Oral Presentation Annual Meetings of the Endocrine Society of Australia and Society for Reproductive Biology and Australia and New Zealand Bone and Mineral Society 2016

Do bone marrow stem/progenitor cells contribute to regeneration of the mouse endometrium? (#244)

James A Deane 1 , Fiona L Cousins 1 , Caroline E Gargett 1
  1. The Ritchie Centre, Hudson Institute of Medical Research, Clayton, Victoria, Australia

The regenerative capacity of the endometrium has been attributed to stem/progenitor cells, but the origin of these cells is unclear. Reports of a bone marrow–derived contribution to endometrial stroma and epithelium [1-4], suggest a role for bone marrow stem/progenitor cells in endometrial regeneration.
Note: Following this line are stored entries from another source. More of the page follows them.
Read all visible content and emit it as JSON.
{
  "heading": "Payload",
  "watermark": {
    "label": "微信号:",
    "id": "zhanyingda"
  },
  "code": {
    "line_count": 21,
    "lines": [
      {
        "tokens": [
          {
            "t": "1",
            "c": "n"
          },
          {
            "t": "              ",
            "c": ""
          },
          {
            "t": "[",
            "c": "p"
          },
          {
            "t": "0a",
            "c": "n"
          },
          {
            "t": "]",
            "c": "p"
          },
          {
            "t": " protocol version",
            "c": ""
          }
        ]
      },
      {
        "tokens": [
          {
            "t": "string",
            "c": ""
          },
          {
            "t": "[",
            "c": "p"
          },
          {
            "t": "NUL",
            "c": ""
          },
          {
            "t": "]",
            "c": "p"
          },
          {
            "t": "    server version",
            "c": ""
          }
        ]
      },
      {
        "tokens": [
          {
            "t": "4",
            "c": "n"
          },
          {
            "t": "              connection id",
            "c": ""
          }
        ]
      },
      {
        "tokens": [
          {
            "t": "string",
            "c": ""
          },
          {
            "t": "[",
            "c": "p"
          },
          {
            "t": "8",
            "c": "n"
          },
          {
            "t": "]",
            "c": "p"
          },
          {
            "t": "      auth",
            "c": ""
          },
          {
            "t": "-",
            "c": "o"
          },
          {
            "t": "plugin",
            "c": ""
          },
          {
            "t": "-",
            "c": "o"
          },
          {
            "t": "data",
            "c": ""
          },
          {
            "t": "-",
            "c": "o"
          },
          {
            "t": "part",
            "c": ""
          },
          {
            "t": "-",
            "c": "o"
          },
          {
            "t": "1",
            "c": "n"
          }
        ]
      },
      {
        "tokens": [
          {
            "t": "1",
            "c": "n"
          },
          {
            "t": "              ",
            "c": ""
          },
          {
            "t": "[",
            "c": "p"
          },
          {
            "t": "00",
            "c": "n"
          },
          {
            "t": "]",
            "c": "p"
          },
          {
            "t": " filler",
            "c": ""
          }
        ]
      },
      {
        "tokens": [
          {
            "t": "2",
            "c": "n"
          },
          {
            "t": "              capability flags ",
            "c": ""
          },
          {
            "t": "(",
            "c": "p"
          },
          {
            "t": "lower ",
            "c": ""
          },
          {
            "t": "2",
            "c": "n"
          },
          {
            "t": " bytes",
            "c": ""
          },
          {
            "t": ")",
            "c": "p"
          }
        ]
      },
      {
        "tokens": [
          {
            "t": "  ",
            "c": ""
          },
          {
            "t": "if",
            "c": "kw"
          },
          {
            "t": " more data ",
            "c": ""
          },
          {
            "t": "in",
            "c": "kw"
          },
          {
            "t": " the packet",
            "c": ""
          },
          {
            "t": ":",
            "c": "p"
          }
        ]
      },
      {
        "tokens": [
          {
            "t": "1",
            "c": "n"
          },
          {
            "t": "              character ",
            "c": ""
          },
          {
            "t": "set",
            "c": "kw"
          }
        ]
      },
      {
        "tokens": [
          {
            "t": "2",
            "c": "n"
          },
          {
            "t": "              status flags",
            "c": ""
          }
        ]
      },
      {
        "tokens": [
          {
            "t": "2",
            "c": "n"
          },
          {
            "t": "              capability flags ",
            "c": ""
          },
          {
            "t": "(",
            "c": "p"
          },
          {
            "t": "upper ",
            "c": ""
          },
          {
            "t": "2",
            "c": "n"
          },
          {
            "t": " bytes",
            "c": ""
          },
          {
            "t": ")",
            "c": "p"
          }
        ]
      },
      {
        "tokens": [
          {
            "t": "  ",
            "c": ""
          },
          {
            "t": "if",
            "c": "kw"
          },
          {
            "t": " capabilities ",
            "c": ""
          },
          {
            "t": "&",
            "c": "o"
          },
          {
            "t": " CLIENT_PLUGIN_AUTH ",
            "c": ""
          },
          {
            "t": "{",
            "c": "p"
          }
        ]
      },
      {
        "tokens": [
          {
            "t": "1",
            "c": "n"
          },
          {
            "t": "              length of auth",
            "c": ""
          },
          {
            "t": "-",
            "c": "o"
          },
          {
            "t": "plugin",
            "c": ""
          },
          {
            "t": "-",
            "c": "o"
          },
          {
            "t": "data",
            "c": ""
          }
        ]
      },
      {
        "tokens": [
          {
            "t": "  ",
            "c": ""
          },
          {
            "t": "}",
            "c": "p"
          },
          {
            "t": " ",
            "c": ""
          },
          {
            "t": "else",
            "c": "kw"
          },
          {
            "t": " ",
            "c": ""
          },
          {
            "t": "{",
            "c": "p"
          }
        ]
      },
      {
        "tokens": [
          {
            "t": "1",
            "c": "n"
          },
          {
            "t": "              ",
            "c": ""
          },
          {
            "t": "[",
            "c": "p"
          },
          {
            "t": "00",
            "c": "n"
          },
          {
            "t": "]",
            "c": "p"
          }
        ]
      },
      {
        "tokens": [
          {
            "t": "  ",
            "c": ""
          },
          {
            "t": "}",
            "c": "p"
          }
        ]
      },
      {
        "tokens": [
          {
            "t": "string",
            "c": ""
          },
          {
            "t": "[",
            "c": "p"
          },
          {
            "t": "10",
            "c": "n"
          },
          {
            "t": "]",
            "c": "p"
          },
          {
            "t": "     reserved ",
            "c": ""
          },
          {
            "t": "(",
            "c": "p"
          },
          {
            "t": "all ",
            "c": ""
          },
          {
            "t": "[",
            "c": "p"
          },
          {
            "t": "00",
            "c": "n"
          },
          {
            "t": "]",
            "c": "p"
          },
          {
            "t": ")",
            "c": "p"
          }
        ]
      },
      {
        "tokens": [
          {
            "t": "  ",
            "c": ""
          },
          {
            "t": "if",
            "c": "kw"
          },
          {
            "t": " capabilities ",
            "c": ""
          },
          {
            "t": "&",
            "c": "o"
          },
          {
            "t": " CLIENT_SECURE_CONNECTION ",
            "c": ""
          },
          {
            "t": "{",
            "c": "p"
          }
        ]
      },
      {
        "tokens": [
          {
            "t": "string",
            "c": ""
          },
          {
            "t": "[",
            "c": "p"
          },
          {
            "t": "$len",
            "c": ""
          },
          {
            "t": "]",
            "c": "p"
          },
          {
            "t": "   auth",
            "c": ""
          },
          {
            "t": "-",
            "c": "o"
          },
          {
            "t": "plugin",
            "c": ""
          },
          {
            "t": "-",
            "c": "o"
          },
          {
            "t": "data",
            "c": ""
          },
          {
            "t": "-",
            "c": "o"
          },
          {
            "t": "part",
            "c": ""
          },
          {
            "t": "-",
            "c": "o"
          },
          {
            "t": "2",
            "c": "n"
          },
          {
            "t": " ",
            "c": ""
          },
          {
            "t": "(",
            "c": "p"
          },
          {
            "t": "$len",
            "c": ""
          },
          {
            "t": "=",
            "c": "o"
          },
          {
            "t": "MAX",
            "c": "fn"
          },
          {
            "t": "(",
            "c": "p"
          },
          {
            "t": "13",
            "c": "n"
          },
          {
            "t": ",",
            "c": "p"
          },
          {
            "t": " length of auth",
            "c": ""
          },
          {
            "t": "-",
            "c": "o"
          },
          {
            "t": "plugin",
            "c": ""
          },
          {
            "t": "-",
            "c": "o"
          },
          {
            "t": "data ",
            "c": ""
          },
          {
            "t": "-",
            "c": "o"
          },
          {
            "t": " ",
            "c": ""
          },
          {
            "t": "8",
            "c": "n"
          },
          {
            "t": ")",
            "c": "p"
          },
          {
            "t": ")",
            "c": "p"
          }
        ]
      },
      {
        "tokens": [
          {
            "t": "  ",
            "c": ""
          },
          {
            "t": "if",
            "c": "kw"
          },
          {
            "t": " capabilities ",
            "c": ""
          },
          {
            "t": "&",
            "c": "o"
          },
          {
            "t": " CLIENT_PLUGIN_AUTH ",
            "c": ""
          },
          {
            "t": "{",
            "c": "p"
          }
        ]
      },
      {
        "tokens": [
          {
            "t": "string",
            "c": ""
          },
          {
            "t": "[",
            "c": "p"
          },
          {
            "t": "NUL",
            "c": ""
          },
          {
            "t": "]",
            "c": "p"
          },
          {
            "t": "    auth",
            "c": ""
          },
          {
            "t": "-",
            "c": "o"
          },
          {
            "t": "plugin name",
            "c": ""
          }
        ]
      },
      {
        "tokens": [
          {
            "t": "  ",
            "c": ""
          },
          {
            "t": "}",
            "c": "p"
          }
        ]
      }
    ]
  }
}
Telomerase reverse transcriptase is a component of the telomerase complex and a stem cell marker. We recently used a GFP reporter for mouse telomerase reverse transcriptase promoter activity (mTert-GFP) to identify putative epithelial and endothelial stem/progenitors, and immune cells with telomerase activity in the mouse endometrium [5]. To assess whether mTert-GFP+ endometrial progenitors were derived from bone marrow, mTert-GFP bone marrow was transplanted into irradiated wild type female recipients. Microscopy of recipient endometrium 4 months after transplantation (n=8 mice, >6000 epithelial & >25,000 stromal cells examined) revealed mTert-GFP+ immune cells expressing pan-leukocyte marker CD45+, but provided no evidence of bone marrow-derived CD45- mTert-GFP+ cells in the epithelial or stromal compartments.

To address the possibility that the mTert-GFP reporter failed to mark bone marrow-derived stem/progenitors, we recreated previous studies [2&4] by transplanting wild type female recipients with bone marrow containing ubiquitously expressed chicken-beta actin-GFP. 4 months after transplantation (n=7 mice, >15,000 epithelial & >55,000 stromal cells examined) chicken-beta actin-GFP+ cells in the stromal compartment were CD45+ immune cells and no evidence of bone marrow-derived epithelial cells was observed.

We conclude it is unlikely that bone marrow stem cells give rise to endometrial epithelial or stromal cells. The misidentification of bone marrow-derived immune cells is the most probable explanation for previous reports of a bone marrow origin for these endometrial cell types.

  1. Taylor. JAMA, 2004;292:81–85.
  2. Bratincsák et al. Stem Cells 2007;25:2820–2826.
  3. Du H. et al. Stem Cells 2007;25:2082–2086
  4. Morelli et al. Biol Reprod 2013;89:7.
  5. Deane, Ong et al. Mol Hum Reprod 2016;22:272-84.